The ESFRI Project E-RIHS (European Research Infrastructure for Heritage Science) E-RIHS
https://www.e-rihs.eu/ is dedicated to heritage science, an interdisciplinary domain merging STEM and SSH to enhance knowledge, conservation, and appreciation of cultural heritage. E-RIHS aims to preserve heritage’s accessibility and significance in a changing world by unravelling its cultural and historical layers, understanding material change, and utilising it for socioeconomic and environmental sustainability.

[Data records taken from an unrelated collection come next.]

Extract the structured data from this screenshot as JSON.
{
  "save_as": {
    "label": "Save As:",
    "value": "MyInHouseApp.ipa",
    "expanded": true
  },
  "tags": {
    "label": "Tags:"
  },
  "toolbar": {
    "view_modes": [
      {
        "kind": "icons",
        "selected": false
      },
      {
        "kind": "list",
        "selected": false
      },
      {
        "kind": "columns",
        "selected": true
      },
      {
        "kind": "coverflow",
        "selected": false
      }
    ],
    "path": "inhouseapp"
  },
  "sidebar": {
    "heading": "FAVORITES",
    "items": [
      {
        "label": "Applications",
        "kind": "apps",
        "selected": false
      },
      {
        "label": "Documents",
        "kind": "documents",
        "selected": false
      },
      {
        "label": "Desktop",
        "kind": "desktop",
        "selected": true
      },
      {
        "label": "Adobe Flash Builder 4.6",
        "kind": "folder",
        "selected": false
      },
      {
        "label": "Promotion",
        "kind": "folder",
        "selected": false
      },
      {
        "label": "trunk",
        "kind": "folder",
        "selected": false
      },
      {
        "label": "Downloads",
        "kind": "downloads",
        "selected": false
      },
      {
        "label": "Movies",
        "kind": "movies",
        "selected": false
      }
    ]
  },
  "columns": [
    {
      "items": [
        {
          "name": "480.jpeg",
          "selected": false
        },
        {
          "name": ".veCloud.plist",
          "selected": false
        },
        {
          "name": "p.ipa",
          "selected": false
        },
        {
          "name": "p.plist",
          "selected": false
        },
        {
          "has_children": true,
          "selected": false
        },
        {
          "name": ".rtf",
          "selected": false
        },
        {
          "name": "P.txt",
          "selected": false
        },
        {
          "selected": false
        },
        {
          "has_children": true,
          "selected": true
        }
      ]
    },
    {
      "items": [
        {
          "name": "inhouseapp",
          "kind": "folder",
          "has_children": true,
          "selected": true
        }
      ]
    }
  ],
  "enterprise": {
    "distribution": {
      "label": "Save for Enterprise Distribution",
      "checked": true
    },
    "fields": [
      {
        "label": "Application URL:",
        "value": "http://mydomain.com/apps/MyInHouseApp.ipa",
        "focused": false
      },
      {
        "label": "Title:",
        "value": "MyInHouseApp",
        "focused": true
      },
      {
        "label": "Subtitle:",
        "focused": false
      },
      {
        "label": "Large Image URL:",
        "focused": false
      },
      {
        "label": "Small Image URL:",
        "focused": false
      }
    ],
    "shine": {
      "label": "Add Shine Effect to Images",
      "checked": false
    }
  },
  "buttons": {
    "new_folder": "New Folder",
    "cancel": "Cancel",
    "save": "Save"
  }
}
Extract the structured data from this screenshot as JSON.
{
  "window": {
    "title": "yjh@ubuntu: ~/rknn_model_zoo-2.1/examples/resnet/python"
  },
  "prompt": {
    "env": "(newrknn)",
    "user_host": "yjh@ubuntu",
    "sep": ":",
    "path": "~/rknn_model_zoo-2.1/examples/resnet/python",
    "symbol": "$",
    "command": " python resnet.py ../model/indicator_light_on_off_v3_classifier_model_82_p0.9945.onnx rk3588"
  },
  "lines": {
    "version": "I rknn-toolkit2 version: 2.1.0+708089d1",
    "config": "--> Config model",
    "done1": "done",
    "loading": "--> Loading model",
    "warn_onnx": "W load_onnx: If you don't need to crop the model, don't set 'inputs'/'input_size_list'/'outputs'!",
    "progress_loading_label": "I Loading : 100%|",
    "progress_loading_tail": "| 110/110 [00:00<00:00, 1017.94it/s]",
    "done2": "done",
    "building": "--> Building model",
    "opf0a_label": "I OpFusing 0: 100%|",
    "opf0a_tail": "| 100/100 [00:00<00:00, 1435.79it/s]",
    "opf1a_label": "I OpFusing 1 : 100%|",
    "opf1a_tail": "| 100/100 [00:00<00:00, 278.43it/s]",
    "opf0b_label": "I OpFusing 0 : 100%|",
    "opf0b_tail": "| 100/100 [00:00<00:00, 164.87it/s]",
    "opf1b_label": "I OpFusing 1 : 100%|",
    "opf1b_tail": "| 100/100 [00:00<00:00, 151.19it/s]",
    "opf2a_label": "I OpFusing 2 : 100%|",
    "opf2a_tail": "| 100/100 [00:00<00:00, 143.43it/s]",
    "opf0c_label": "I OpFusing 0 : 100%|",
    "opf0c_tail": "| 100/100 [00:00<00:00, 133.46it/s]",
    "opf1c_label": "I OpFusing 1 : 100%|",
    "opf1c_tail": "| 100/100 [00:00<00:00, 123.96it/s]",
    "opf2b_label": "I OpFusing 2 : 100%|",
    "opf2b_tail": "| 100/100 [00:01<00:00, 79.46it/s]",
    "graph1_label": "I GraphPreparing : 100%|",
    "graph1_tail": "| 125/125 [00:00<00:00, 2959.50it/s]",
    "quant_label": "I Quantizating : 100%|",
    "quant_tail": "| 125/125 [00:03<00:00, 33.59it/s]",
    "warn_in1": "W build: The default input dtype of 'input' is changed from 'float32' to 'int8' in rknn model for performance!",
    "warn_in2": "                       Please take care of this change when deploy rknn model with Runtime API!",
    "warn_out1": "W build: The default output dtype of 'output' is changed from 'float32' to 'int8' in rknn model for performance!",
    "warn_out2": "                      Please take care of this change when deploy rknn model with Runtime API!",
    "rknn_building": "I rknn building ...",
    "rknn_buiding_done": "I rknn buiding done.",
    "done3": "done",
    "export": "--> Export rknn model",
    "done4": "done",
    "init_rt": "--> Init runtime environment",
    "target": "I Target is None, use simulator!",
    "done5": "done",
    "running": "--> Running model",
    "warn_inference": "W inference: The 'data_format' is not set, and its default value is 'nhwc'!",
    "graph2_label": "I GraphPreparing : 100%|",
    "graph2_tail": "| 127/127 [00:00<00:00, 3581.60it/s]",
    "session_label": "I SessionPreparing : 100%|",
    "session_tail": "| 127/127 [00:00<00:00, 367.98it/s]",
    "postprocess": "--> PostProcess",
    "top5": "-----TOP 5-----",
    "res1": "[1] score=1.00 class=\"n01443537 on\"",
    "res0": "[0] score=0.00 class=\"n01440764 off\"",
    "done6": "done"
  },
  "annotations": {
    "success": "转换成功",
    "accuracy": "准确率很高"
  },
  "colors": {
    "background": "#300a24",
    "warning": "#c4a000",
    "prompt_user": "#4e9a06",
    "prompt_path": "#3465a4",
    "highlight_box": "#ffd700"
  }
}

The ESFRI Project RESILIENCE (REligious Studies Infrastructure: tooLs, Innovation, Experts, conNections and Centres in Europe) RESILIENCE
https://www.resilience-ri.eu/ focuses on Religious Studies, building a high-performance platform, supplying tools and access to physical and digital data to scholars from all scientific disciplines. RESILIENCE primarily serves the academic community, but its impact extends to the non-academic community. It gives physical and digital access to major relevant data archives for Religious Studies.
Open scholarly communication of Social Sciences & Humanities in the ERA is supported by the ESFRI Project OPERAS (OPen scholarly communication in the European Research Area for Social Sciences and Humanities). OPERAS
https://operas-eu.org/ Its mission is to coordinate and federate resources in Europe to efficiently address the scholarly communication needs of European researchers in the field of SSH. OPERAS fills a gap in the European landscape, between generic e-infrastructures and RIs dedicated to research data in specific disciplines or topics.